Furthermore, since the unbalanced weight of the oscillator can be adjusted to create a phase difference, the powder flow motion on the sieve screen is forced to match the properties of the powder, thereby classifying the powder. This can further improve the accuracy of automatic measurement of powder particle size.

Furthermore, the apparatus and particle size measurement procedure are simplified, and the powder particle size can be automatically measured accurately and quickly. These functions allow it to be used as an on-line particle size control means in pulverization operations, etc., and have the practical effect of ensuring the stability of the pulverized product particle size.

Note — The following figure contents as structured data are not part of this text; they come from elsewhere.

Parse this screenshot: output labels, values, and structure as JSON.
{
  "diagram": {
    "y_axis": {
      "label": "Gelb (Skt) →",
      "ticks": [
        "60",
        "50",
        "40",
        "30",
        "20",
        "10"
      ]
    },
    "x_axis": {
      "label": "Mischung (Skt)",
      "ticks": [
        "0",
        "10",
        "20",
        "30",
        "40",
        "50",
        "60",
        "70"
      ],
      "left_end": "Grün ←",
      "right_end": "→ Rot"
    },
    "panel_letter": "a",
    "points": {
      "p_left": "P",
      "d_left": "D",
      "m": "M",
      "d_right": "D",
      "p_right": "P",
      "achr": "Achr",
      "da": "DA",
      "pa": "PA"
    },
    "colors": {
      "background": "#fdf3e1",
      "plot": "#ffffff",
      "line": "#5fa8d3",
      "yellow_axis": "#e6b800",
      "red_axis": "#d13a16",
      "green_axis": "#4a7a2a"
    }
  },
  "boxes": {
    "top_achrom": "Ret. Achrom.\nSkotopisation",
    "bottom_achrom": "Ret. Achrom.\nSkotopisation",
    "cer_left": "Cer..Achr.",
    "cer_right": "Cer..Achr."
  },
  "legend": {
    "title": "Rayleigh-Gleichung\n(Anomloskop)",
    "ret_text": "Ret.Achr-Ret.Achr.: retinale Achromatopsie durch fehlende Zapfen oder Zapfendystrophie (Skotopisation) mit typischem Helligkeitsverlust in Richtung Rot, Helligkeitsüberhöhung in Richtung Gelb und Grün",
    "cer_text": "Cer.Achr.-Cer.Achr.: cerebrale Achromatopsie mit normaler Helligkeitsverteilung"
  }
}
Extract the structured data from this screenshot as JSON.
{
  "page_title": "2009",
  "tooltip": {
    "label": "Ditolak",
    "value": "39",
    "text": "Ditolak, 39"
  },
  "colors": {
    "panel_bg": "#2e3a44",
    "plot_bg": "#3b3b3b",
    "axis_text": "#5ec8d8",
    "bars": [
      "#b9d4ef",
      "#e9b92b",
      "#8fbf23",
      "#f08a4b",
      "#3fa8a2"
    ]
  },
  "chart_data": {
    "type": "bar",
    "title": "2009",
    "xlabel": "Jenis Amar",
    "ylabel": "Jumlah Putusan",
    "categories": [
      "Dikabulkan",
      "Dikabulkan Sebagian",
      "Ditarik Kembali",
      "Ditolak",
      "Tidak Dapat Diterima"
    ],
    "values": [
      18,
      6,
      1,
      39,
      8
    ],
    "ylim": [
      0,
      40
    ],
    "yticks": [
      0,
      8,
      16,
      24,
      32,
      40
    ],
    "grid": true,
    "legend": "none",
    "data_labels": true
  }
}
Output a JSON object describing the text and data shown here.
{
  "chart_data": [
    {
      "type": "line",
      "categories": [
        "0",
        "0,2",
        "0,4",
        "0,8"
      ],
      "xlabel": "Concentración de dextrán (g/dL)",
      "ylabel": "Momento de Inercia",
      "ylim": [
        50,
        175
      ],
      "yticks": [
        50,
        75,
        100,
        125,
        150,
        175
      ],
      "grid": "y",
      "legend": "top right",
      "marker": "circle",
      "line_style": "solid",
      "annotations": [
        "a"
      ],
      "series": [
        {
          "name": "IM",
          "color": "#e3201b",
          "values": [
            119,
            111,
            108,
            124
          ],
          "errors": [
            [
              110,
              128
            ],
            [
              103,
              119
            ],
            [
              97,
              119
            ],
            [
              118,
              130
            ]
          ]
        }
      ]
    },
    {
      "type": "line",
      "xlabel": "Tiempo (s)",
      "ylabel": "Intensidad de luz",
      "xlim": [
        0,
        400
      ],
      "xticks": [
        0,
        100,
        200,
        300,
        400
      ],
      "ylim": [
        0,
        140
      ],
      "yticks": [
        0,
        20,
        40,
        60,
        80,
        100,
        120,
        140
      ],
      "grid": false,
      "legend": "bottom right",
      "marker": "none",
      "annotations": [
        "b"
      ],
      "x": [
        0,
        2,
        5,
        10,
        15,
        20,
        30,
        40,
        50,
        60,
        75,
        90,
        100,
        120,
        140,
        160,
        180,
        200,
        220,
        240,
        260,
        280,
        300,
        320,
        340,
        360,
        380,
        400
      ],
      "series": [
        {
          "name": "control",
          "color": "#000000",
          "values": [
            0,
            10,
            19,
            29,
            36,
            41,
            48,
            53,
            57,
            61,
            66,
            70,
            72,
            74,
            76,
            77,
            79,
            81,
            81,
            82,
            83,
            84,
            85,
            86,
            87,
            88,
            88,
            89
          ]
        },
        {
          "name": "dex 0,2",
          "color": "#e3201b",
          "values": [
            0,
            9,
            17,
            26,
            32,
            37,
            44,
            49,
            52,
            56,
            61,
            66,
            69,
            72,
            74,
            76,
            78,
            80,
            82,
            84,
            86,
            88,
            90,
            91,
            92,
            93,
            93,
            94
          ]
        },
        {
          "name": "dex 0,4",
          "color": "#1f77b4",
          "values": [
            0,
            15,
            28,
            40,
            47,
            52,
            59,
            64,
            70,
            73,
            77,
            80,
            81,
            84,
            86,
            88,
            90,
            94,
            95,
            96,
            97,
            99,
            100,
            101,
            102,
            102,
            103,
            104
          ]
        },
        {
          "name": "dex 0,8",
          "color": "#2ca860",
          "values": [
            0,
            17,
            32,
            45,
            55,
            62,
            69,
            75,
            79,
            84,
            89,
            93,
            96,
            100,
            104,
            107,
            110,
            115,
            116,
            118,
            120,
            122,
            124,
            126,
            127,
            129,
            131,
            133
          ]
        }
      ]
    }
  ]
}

[Brief explanation of drawings]

Fig. 11 is an overall configuration diagram of an automatic powder particle size measuring device according to an embodiment of the present invention, Fig. 2 is a detailed view of the main parts of the device, and Fig. 3 is a layout diagram of the opening/closing means for the outlet of the device. It is. 10... Automatic measuring device 12...
... Vibrating sieve l4... Sieve frame 1
6,18"... Sieve net 22... Vertical axis 24.28... Balance weight 15 16 30... Oscillator 42, 42°.42゜ ゜ ・ ・ Exit 43 ・ ・ ・ ・ ・ ・ ・ ・ ・ ・ ・ ・ ・ ・ ・ ・ ・ ・ ・ ・ Measuring machine 52 ・ ・ ・ ・ ・ ・ ・ ・ ・ ・ ・ ・ ・ ・ ・ ・ ・ ・ ・ ・ ・ ・ ・ ・ ・ ・ ・ ・ ・ ・ ・ ・ ・ ・ ・ ・ ・ ・ ・ ・ ・ ・ ・ ・ ・ ・ ・ ・ ・ ・ ・ ・ ・ ・ ・ ・ ・ ・ ・ ・ ・ ・ ・ ・ ・ ・ ・ ・ ・ ・ ・ ・ ・ ・ ・ ・ ・ ・ ・ ・ ・ ・ ・ ・ ・ ・ ・ ・ ・ ・ ・ ・ ・ ・ ・ ・ ・ ・ ・ ・ ・ ・ ・・・・・・・・・・Partition plate

Claims (4)

[Claims] (1) A vibrating sieve consisting of a round sieve with a frame arranged in multiple stages and an oscillator with a vertical axis equipped with an unbalanced weight, an opening for taking out the powder on the sieve mesh screened in each stage, and each of the above It is characterized by comprising an outlet having an opening/closing means for sequentially opening and closing the openings of each stage, and a weighing machine for measuring the weight of the classified powder in a conduit that guides the powder from the outlet. Powder particle size automatic measuring device. (2) A time-limited operation means that operates at a set time after the start of sifting the powder, an operation means that opens and closes the opening/closing means for each stage based on the operation of the time-limited operation means, and a control means for opening and closing the opening/closing means for each stage based on the operation of the time-limited operation means; a weighing machine for storing the classified powder in a receiving material and measuring its weight; an operating means for operating a turning means for rotating the receiving material by 180 degrees about the horizontal axis after the measurement is completed; 2. The automatic measuring device for pulverized particle size according to claim 1, further comprising an arithmetic processing device for calculating the powder particle size by sequentially operating each means. (3) The automatic powder particle size measuring device according to claim 1, wherein the opening/closing means for the outlet comprises a partition plate that rotates across the powder flow direction. (4) The automatic powder particle size measuring device according to claim 1, further comprising means for adjusting the phase difference of the unbalanced weight of the oscillator.